En 2010, j’avais essayé de répondre à cette question dans un article publié sur Cridem : Le président Aziz peut-il gouverner sans majorité ? Les « étranges » évènements qui s’enchaînent, depuis l’Investiture, amènent à poser la même question mais en la ramenant au niveau de l’Union pour la République (UPR), parti au pouvoir en Mauritanie.
« Gouverner, c’est prévoir ». La formule d’Emile de Girardin est bien connue, mais malheureusement, elle ne correspond pas toujours à la réalité. La faculté de prévoir devrait pourtant être la qualité de l’homme politique.

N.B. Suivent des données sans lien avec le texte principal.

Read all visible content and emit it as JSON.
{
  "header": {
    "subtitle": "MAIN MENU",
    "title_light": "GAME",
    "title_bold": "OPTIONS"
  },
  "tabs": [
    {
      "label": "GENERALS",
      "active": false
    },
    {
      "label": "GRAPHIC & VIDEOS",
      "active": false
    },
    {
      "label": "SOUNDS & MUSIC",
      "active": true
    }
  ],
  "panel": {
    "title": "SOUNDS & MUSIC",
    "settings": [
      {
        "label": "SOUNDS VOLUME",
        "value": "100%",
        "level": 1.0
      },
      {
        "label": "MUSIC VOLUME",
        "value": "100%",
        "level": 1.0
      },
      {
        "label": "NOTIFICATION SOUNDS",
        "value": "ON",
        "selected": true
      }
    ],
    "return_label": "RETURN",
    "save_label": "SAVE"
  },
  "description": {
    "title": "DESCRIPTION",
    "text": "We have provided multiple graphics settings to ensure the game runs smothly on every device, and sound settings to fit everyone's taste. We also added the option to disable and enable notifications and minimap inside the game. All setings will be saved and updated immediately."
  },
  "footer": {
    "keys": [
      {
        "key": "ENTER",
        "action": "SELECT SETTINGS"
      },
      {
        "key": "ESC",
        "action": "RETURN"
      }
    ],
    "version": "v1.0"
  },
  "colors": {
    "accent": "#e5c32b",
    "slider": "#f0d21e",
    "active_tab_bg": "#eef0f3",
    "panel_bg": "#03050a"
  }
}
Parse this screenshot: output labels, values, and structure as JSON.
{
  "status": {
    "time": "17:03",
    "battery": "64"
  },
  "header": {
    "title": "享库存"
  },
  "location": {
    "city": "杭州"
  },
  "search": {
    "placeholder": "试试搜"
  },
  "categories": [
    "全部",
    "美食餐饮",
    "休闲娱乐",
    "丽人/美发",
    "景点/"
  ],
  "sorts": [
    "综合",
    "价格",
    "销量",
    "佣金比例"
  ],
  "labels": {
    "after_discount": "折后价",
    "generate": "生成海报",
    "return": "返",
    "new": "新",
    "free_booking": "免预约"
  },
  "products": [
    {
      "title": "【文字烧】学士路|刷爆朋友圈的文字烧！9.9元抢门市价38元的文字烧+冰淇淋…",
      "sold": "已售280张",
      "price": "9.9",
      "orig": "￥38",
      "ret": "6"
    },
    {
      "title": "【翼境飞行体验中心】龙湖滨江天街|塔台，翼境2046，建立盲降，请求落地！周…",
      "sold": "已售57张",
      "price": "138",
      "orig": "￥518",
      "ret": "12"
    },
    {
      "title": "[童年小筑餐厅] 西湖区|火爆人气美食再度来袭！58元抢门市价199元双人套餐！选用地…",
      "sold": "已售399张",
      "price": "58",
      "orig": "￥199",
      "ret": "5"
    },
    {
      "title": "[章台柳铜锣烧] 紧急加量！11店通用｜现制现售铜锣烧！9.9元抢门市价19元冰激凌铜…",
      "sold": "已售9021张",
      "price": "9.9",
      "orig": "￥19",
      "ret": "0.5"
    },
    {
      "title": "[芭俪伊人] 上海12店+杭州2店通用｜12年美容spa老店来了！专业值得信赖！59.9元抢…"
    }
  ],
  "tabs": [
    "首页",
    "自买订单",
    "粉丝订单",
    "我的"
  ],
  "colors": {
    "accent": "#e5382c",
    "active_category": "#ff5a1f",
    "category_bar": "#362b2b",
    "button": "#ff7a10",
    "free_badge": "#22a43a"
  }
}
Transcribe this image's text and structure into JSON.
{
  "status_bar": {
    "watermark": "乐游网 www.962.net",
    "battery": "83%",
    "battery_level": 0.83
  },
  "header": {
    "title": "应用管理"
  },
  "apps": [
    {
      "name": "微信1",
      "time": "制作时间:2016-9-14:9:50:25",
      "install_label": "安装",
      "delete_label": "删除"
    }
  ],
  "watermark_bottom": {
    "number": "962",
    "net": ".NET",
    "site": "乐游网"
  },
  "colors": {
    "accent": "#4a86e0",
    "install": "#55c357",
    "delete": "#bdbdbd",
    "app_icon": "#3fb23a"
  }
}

Car ce que les citoyens attendent de leurs élus, notamment du Premier Magistrat du pays, c’est précisément qu’ils soient en capacité d’anticiper les nécessaires évolutions à venir pour mieux préparer l’avenir. Bien des problèmes pourraient être évités s’ils étaient pensés à temps, et celui qui sera devant nous sera de nature exceptionnelle. On peut dire, dans ce cadre, que le Président de la République, Mohamed Ould Cheikh Ghazouani, doit savoir maintenant qu’il n’a pas une majorité en phase avec lui. La cooptation de technocrates et non pas des « techniciens » de la politique a été révélatrice de ce malaise.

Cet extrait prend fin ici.